HOMENAGEM POSTUMA AO SOCIOLOGO HERBERT DE SOUZA, O BETINHO.

Autor
Hugo Napoleão (PFL - Partido da Frente Liberal/PI)
Nome completo: Hugo Napoleão do Rego Neto
Casa
Senado Federal
Tipo
Discurso
Resumo por assunto
HOMENAGEM.:
  • HOMENAGEM POSTUMA AO SOCIOLOGO HERBERT DE SOUZA, O BETINHO.
Aparteantes
Eduardo Suplicy.
Publicação
Publicação no DSF de 15/08/1997 - Página 16418
Assunto
Outros > HOMENAGEM.
Indexação
  • HOMENAGEM POSTUMA, HERBERT DE SOUZA, SOCIOLOGO, ESTADO DO RIO DE JANEIRO (RJ).
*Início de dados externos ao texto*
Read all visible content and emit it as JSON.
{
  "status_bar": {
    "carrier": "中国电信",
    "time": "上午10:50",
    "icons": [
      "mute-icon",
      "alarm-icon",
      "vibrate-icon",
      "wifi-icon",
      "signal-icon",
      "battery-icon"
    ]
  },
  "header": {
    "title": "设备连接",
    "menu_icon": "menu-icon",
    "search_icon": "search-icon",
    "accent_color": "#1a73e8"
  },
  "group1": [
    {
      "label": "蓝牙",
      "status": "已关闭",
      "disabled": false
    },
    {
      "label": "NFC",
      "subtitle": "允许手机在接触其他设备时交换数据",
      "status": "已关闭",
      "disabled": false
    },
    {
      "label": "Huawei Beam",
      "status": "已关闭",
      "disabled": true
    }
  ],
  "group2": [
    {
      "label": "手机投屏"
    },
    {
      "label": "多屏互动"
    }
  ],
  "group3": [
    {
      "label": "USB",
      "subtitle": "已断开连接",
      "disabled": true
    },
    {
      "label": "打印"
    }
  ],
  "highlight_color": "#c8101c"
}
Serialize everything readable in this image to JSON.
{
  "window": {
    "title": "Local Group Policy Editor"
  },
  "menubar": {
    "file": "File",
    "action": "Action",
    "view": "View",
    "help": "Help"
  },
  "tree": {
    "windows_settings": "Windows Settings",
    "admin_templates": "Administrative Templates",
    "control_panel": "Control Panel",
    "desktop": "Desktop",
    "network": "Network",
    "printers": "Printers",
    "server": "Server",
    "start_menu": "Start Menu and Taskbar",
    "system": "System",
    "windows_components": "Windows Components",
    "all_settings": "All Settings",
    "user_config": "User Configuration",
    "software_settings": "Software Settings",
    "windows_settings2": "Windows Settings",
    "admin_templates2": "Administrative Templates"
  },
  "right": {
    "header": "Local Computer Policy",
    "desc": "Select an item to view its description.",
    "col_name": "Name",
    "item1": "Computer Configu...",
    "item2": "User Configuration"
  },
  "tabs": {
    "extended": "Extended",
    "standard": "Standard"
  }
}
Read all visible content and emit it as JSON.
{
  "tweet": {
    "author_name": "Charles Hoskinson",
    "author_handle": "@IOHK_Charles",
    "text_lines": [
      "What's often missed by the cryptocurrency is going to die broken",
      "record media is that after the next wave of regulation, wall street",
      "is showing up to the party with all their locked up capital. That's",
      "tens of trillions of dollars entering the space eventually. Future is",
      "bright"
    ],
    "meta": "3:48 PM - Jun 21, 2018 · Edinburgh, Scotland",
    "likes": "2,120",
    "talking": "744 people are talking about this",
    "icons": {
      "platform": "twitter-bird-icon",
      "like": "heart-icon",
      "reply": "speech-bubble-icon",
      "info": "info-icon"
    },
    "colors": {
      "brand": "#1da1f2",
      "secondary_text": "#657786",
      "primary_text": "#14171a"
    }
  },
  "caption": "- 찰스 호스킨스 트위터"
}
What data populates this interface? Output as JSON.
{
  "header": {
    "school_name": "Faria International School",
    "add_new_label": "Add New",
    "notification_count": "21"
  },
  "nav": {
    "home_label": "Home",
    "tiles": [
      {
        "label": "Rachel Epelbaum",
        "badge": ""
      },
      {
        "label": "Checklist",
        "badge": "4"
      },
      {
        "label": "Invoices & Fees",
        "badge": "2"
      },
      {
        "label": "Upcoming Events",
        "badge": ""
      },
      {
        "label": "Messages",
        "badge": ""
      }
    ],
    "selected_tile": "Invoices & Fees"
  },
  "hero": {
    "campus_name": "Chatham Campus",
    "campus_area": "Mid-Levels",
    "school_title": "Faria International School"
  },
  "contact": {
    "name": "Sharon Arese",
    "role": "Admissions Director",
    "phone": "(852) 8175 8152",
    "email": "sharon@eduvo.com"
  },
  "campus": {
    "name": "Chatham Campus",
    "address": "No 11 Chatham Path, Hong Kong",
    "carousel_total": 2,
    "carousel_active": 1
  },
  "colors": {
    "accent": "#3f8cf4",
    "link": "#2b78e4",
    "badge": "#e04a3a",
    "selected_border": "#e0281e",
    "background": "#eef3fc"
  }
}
O SR. HUGO NAPOLEÃO (PFL-PI. Pronuncia o seguinte discurso.) - Sr. Presidente, Srªs e Srs. Senadores, há muitos anos, o companheiro que também atendia na situação de motorista do ex-Presidente Juscelino Kubitscheck, Geraldo Ribeiro, homem de extrema simplicidade, mas de muita profundidade, a mim me disse: "Os entes queridos não morrem, e não morrem porque vivos permanecem em nossos corações". Creio que é esse o sentimento, não diria nem da Pátria, mas o sentimento da nacionalidade com relação ao Betinho, ao sociólogo e humanista Herbert de Souza, porque toda a sua vida foi marcada, pontilhada, pela devoção ao próximo, pelo serviço permanente à causa dos desafortunados, daqueles que, não tendo meios para defender seus próprios direitos, encontraram uma luz em seu caminho, uma luz de esperança, a esperança de melhores dias. Eis que Betinho, Sr. Presidente, era, em última análise e instância, essa chama de esperança daqueles cuja sorte não bafejou. Esse sentimento percorreu o País inteiro, percorreu todas as instituições da Nação brasileira, passou pelos poderes da República, pelo Poder Legislativo, evidentemente que pelo nosso Senado Federal, pelos partidos políticos e pelo Partido da Frente Liberal, que tenho a honra de representar no Senado e em cujo nome falo nesta homenagem.

Betinho era, sem dúvida, a síntese da cidadania, da cidadania naquela percepção que ainda não temos de maneira exata e precisa, a cidadania no sentido de que reconheço e sei dos meus direitos, mas sou necessariamente obrigado a entender a existência dos direitos do próximo e a respeitá-los.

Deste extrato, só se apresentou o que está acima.